Op amp circuit diagram relay delay release

The circuit illustrated in the figure is a delayed release operational amplifier relay circuit. When the power switch is activated, a resistor of 4.7k is connected to the inverting input terminal of the operational amplifier. Additionally, a 10k resistor is used for partial voltage division. The capacitor C1 has an opportunity to charge, causing a low voltage to be applied to the non-inverting input. As a result, the output of the operational amplifier remains low, keeping the relay deactivated. The capacitor C1 begins to charge through a resistor of 1.2M. As C1 charges, the voltage across it gradually increases over time. Once the voltage reaches a sufficient level, the non-inverting input becomes high, leading to a high output from the operational amplifier, which activates the relay. This configuration serves as a relay delay release circuit. The duration of the delay can be adjusted by changing the 1.2M resistor; for example, with specific parameters, the delay time can reach approximately 260 seconds. The load circuit can include a relay, solenoid coil, lights, or other display and alarm devices.

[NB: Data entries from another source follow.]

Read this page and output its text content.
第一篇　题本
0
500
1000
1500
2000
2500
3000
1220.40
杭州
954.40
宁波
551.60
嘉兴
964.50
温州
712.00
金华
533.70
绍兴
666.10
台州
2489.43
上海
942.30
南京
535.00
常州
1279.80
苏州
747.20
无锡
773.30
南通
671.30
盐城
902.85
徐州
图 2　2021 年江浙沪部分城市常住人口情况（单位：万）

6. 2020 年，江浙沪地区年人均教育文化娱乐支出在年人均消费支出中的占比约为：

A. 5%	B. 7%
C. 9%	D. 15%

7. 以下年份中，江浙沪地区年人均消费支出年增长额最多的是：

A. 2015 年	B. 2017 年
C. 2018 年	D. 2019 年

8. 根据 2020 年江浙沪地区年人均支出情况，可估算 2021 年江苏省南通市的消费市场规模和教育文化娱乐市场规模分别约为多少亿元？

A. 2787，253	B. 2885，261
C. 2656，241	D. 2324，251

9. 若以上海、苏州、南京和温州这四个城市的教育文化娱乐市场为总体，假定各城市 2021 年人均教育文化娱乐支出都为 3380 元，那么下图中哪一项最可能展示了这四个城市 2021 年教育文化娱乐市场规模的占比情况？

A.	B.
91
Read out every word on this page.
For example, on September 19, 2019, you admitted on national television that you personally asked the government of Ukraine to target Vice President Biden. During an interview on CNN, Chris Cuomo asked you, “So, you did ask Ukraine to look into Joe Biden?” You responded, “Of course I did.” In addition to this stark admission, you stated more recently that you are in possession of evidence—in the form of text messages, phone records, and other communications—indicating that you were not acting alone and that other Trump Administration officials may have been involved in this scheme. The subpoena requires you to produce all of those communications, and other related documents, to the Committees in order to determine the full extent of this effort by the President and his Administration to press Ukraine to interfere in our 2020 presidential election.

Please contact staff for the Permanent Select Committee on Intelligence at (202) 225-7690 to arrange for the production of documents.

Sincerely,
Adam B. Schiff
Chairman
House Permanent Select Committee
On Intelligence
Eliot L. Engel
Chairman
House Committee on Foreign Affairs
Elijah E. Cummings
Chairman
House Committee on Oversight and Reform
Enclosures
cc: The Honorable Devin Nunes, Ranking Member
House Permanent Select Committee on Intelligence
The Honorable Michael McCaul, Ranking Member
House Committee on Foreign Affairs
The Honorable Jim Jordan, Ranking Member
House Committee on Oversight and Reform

The delayed release operational amplifier relay circuit employs an operational amplifier configured to act as a comparator. The inverting terminal receives a reference voltage through a 4.7k resistor, while the non-inverting terminal is connected to a charging capacitor (C1) that influences the output state of the op-amp. The timing mechanism is governed by the RC time constant formed by the resistor (1.2M) and the capacitor (C1), where the charge time of C1 determines the delay before the relay is activated.

When the circuit is powered, the capacitor C1 starts charging, and the voltage across it increases gradually. The operational amplifier's output remains low until the voltage across C1 exceeds the reference voltage present at the inverting terminal. At this point, the output of the operational amplifier transitions to a high state, activating the relay.

The relay can be utilized for various applications, such as controlling higher power devices or signaling alarms, depending on the load connected. The adjustable resistor (1.2M) allows for customization of the delay, making this circuit suitable for applications requiring precise timing control. The design ensures that the relay remains inactive during the charging phase of the capacitor, thereby preventing premature activation. Overall, this circuit is an effective solution for applications requiring a delay in relay activation. As shown in FIG relay the delayed release operational amplifier circuit. When the power switch, the inverting input terminal of the operational amplifier is added resistor 4.7k and 10k partial pressure of VT, C1 had a chance to charge the non-inverting input is applied low. Therefore, the operational amplifier output is low and relay. And the power to charge the capacitor through resistor 1.2M C1. With the charging capacitor C1, the voltage which is gradually increased over a period of time on the Cl voltage becomes high, so the non-inverting input plus is high, the operational amplifier output is high, the relay It is released. So this circuit is a relay delay release circuit. The length of the delay time can be varied by adjusting the 1.2M resistance, such as by the parameter map, the delay time is about 260s.

Load circuit may be a relay or solenoid coil may be lights and other display and alarm devices.